For him, a fundamental characteristic of teaching in Gaza is engagement with the community.
“At one point, we sent students to hospitals and schools to talk about the importance of basic hygiene, such as the proper way to wash their hands and how to prevent infections. In another project, we brought Palestinian women together in schools to discuss toxoplasmosis, an infection that can cause miscarriage in pregnant women,” he says. A 2025 study revealed that 27.9 percent of Palestinian women tested positive for the presence of the Toxoplasma gondii parasite in their bodies.
“This is our vision as Palestinian scientists: to serve our community,” argues Al-Hindi. “My team and I always strive to serve the people and solve relevant health problems in the Gaza Strip,” he says, researching the existence of parasites in the soil, water, and animals of Gaza.
In recent years, he has published articles on the genomic characterization of the Cryptosporidium parasite in sludge produced at wastewater treatment plants in Gaza, the prevalence and risk factors associated with intestinal parasites among sanitation workers in Gaza City, and anti-Toxoplasma gondii antibodies in the most commonly consumed poultry in the region.
Time for Reconstruction
Today, 12 of the 16 buildings on the IUG’s central campus in Gaza City have been completely destroyed, and four have suffered severe damage. The second campus, which housed the Faculty of Medicine and the Turkish Hospital University Hospital, has been completely destroyed. The Khan Yunis campus in the south had two buildings; both have been badly damaged.

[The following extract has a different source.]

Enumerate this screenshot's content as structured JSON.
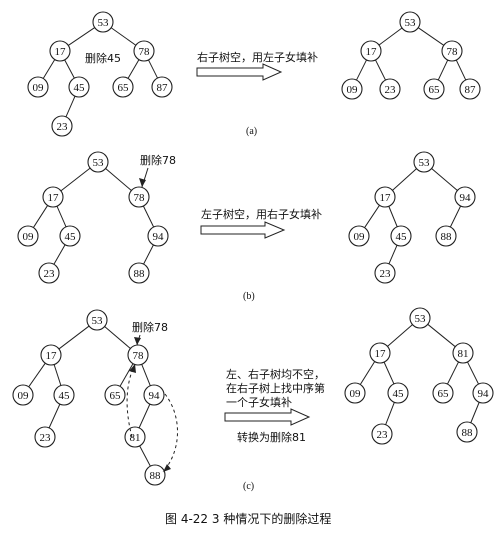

But the overall structure of the sand-colored building with caramel-colored details remains, despite the piles of rubble on the balconies and roof and the lack of mirrored glass. Recalling pre-war times, Al-Mqadma describes IUG as “a place of structure and beauty – a haven of order in a chaotic environment.” Even after more than two years of war, it is possible to say that this description remains true. The mission now is to rebuild, something that Palestinians are already accustomed to. “During my time at IUG, we have already had to rebuild several laboratories due to the aggression,” recalls Al-Hindi.
The IUG was just one more target in Israel’s two-year genocidal war on Gaza – among 68,000 dead, 9,500 wounded, and 92 percent of homes destroyed. The coming years will be a new chapter in Palestinian resilience, in which families will rebuild themselves, homes will be rebuilt, and the IUG will be rebuilt as the proudly constructed building it once was.
(The Palestine Chronicle)

– Enrico Di Gregorio is a Brazilian journalist. He currently writes for A Nova Democracia and contributed this article to The Palestine Chronicle.